Because the standard interest rates on balance transfer credit cards can be high once the 0% period ends, it is unlikely that the best move is to do nothing.
When transferring a balance, the credit limit on the new card may differ from your current one. Issuers set this limit based on your creditworthiness and financial profile. It's crucial to check that the new limit covers the amount you wish to transfer. If the credit limit is lower, you may not be able to transfer the entire balance, potentially leaving some debt on the original card.

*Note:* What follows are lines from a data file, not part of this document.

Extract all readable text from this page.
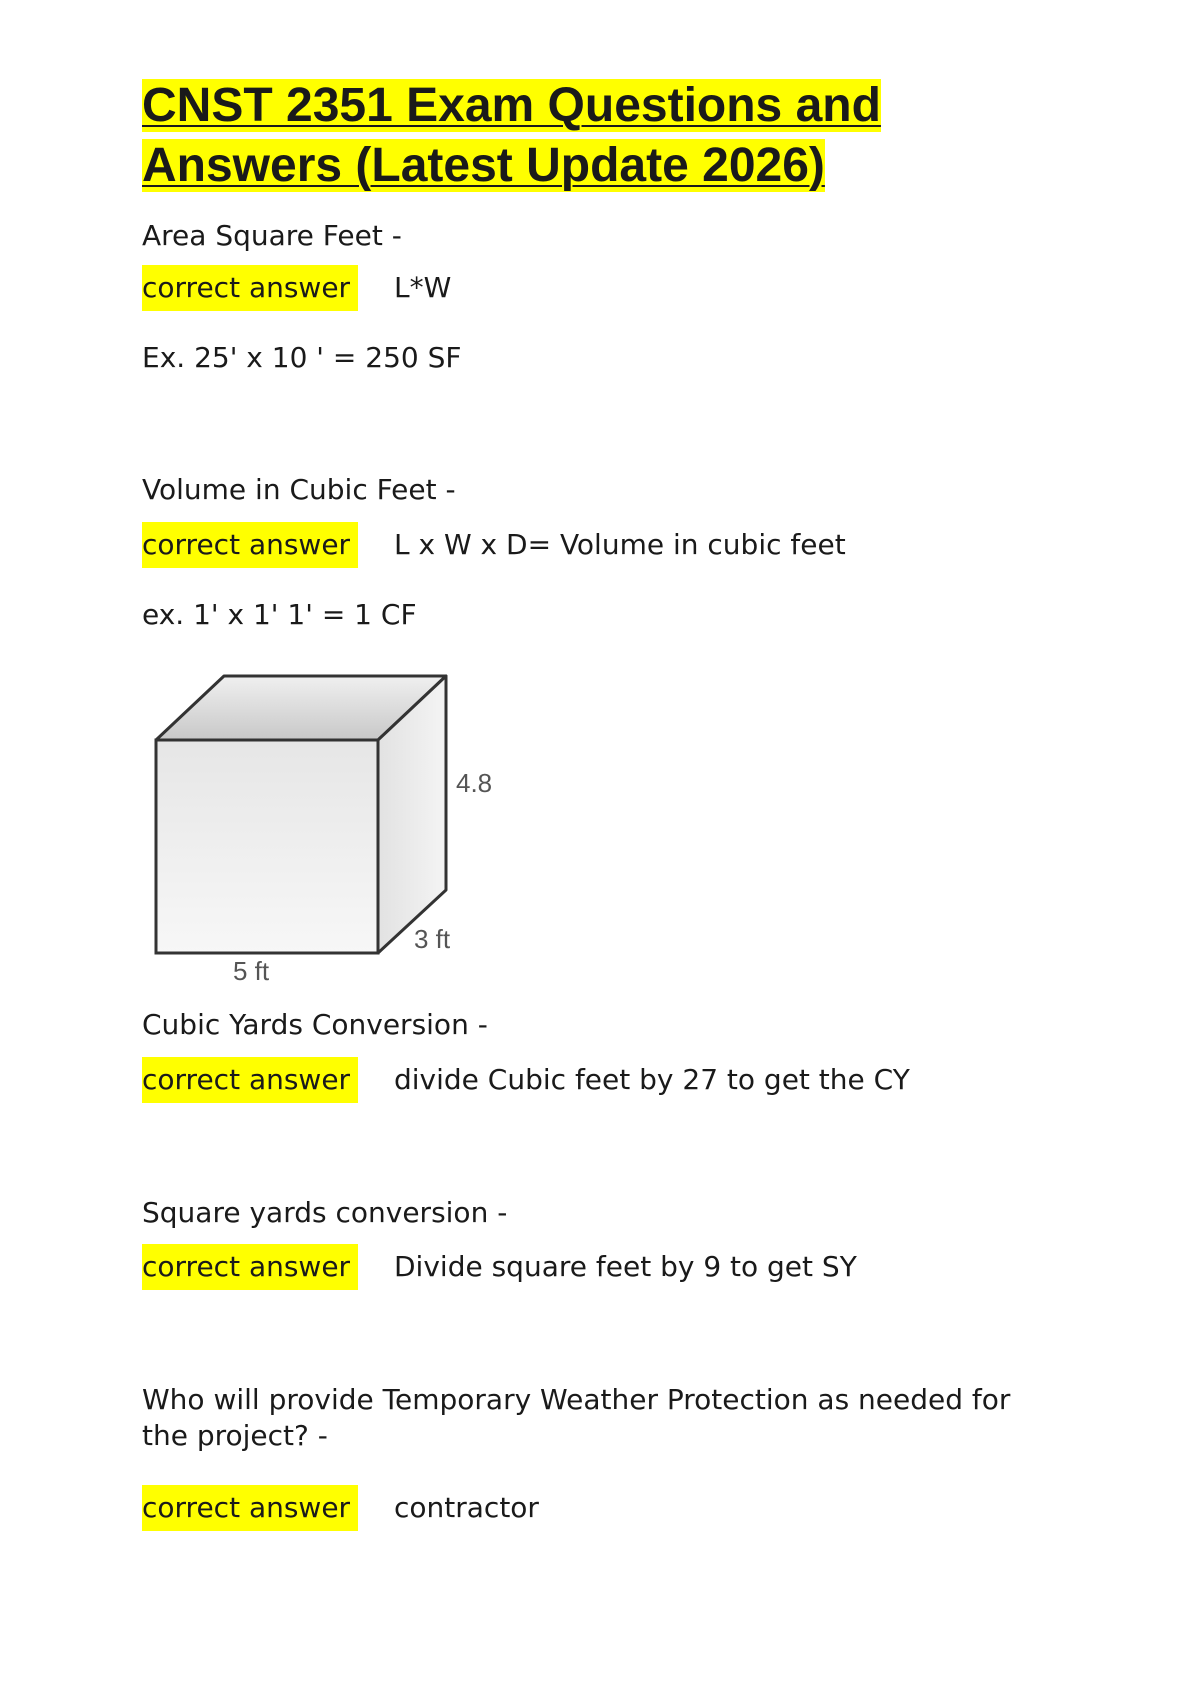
CNST 2351 Exam Questions and
Answers (Latest Update 2026)

Area Square Feet -

correct answer L*W

Ex. 25' x 10 ' = 250 SF

Volume in Cubic Feet -

correct answer L x W x D= Volume in cubic feet

ex. 1' x 1' 1' = 1 CF

4.8
3 ft
5 ft

Cubic Yards Conversion -

correct answer divide Cubic feet by 27 to get the CY

Square yards conversion -

correct answer Divide square feet by 9 to get SY

Who will provide Temporary Weather Protection as needed for the project? -

correct answer contractor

Balance transfer cards let you move credit card debt to a new card with a lower or 0% introductory APR, helping reduce interest payments and pay off balances faster. Money transfer cards, however, allow you to transfer funds directly into your bank account. This money can be used to pay off various debts, like overdrafts or personal loans, and also typically incur a fee.
In short, balance transfer cards are ideal for credit card debt consolidation, while money transfer cards offer flexibility for managing other types of debt.